Integração e ampliação em múltiplas dimensões

A centralidade da energia celular como elemento estruturante da fisiologia reposiciona a creatina dentro de uma lógica mais ampla de desenvolvimento de produtos, na qual a funcionalidade se integra a sistemas nutricionais mais complexos e interdependentes.

Nessa leitura contemporânea, a diferenciação não se estabelece apenas pela presença do ingrediente, mas pela forma como sua atuação bioquímica é traduzida em benefícios consistentes ao longo do tempo, exigindo abordagens que combinem precisão técnica, estabilidade e coerência de proposta, um contexto em que a creatina dialoga simultaneamente com desempenho, manutenção funcional e equilíbrio metabólico.

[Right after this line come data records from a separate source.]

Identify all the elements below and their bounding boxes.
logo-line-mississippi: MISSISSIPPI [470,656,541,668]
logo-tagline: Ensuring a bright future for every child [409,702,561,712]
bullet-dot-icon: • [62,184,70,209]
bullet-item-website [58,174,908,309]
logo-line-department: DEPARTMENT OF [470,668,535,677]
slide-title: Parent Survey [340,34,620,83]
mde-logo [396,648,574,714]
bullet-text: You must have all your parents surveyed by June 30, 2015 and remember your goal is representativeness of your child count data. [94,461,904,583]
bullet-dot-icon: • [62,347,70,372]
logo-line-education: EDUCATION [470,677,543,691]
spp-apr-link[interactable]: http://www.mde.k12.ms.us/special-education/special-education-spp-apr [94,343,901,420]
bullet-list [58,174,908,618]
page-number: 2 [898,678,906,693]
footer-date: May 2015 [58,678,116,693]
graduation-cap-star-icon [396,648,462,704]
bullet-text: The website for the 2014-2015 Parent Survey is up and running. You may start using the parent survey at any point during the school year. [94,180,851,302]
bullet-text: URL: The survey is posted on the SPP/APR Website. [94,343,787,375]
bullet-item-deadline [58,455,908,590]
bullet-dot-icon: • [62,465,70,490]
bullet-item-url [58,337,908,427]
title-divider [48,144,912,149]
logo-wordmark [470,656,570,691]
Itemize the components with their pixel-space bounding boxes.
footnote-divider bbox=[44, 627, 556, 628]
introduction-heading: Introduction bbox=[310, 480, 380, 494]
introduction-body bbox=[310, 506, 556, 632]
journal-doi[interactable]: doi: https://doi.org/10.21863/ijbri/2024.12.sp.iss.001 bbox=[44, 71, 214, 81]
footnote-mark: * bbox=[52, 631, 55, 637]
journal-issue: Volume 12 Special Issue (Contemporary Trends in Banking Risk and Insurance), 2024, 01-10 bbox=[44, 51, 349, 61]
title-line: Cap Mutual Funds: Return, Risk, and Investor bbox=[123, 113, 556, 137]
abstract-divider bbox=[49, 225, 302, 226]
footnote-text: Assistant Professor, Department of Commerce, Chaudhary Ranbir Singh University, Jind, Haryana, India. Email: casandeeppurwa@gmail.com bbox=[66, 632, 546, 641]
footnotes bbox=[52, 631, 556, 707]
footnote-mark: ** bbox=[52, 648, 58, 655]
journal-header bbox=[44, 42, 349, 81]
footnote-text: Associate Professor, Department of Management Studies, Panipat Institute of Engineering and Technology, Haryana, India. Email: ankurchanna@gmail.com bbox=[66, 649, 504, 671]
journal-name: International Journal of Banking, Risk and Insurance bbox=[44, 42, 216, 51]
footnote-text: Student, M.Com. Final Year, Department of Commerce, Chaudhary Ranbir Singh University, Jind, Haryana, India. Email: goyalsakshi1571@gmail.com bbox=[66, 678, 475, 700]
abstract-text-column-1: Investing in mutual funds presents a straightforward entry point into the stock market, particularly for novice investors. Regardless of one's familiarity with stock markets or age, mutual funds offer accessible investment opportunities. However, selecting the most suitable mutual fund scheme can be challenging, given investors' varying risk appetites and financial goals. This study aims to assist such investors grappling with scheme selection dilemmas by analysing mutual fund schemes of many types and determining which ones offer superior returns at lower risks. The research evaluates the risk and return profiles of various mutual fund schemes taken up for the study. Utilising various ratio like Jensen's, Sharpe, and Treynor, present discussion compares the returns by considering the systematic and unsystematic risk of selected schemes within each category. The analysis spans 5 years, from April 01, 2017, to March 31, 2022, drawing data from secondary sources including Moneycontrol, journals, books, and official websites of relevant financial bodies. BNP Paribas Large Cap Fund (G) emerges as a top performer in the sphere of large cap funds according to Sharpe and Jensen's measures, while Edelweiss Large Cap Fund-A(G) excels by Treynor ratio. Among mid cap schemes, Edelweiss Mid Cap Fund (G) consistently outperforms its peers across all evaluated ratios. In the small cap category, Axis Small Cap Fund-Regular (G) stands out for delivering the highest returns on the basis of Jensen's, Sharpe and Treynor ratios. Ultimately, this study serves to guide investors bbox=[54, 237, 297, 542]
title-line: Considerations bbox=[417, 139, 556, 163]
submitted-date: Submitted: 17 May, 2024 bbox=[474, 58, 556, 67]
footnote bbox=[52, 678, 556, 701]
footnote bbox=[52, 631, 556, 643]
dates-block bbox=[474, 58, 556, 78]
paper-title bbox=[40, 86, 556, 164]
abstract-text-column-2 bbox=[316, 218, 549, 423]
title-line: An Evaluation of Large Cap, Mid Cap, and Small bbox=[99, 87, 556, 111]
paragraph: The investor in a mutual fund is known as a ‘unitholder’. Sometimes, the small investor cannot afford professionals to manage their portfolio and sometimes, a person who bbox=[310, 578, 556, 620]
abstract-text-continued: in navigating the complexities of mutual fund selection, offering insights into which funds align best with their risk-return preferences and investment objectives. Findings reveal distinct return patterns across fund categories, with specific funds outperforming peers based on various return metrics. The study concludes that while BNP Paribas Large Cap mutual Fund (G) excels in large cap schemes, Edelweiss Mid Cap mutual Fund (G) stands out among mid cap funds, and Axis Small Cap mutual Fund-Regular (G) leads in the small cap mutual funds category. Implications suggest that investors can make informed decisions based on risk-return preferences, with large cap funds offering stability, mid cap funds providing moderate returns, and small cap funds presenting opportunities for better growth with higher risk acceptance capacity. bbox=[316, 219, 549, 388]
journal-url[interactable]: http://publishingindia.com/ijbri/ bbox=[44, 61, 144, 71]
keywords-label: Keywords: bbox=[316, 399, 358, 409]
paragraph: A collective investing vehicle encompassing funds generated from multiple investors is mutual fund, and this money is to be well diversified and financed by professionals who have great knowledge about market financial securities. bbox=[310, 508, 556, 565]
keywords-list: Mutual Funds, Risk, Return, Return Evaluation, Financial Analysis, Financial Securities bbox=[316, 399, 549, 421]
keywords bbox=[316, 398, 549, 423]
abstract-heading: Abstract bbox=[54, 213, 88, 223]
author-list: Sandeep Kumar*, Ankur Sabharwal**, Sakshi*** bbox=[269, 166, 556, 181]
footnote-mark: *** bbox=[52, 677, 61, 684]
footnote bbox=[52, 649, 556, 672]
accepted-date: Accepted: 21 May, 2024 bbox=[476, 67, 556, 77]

Esse deslocamento redefine os caminhos da inovação ao favorecer arquiteturas nutricionais mais integradas, a partir da combinação entre ingredientes, tecnologias de entrega e formatos de consumo, que determinam a eficácia percebida.

Mais do que ampliar aplicações, esse posicionamento estabelece um novo parâmetro para o desenvolvimento de soluções voltadas à funcionalidade contínua, no qual energia, longevidade e desempenho coexistem como dimensões complementares de uma mesma proposta nutricional.